Her poetry is relentless, and it takes you from her “chest cavity—the old country” to the Emil Bach House in Chicago to everywhere else in-between. You straighten your back as she straightens hers while riding Chicago’s “beloved Blue Line,” and you feel her hunger pangs when she brings home an “an egg / stolen from an almost-empty supermarket.”

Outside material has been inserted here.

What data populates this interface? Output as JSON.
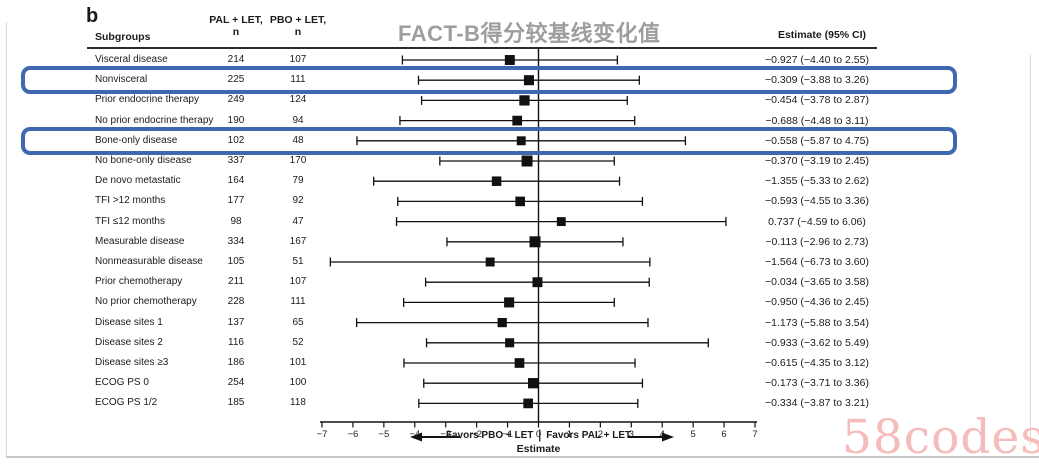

I’ve known Snezana for over 20 years, and what has continually impressed me about her is her innate ability to actively take part in (and even create!) community. From being a proud union member to co-founding Match Factory Editions and helping talented writers get published, she lives and breathes solidarity. This is evident in much of her poetry; buildings are not merely buildings but “mid-century facades / designed in positivist offices / by architects and city planners / in checkered suits.” Chicago is not just a city; it is “a cell under the cosmic microscope lens // focused on the swamp underneath.” The aforementioned Emil Bach House is not only an architectural wonder; it is also “landscapers, receptionists, / carpenters, janitors, electricians, / painters, security guards.”
In some ways, Concrete Is More Beautiful Disfigured and Stained is a companion to Broken Records, Snezana’s memoir from 2016. And it is just as important. You should read both and tell me if you agree or not!
My new book is entitled Meditations on the Possibility of Romantic Love in the South between Eras of Nuclear Weapons Proliferation. It’s been decades in the making, and I’m quite scared and a little proud to be releasing it. It’s a collection written by a person who reads too much James Joyce and listens to too much mediocre music. From ship skeletons to unmade beds, much of my poetry explores some form of the past in order to make sense of the present. In fact, the theme of the entire collection could probably be summed up by the final scene of 1991’s The Prince of Tides.
It is too odd for me to quote my own poetry, so I will, instead, present to you my opening poem:
The Men-of-War Remained Shriveled in the Sand
I dug my hole. Sat there. Waited
for the tide. Waited for the mud
from my boots to lead me back
to the bars I’d been to, to the days
I’d lost, to the demons
I’d gleefully cross-stitched into sheets.
There were parts of them I hated.
Parts of them I didn’t. My black book
swelling on account of humidity and longing.
Thanks for reading! And so ends this promotional piece.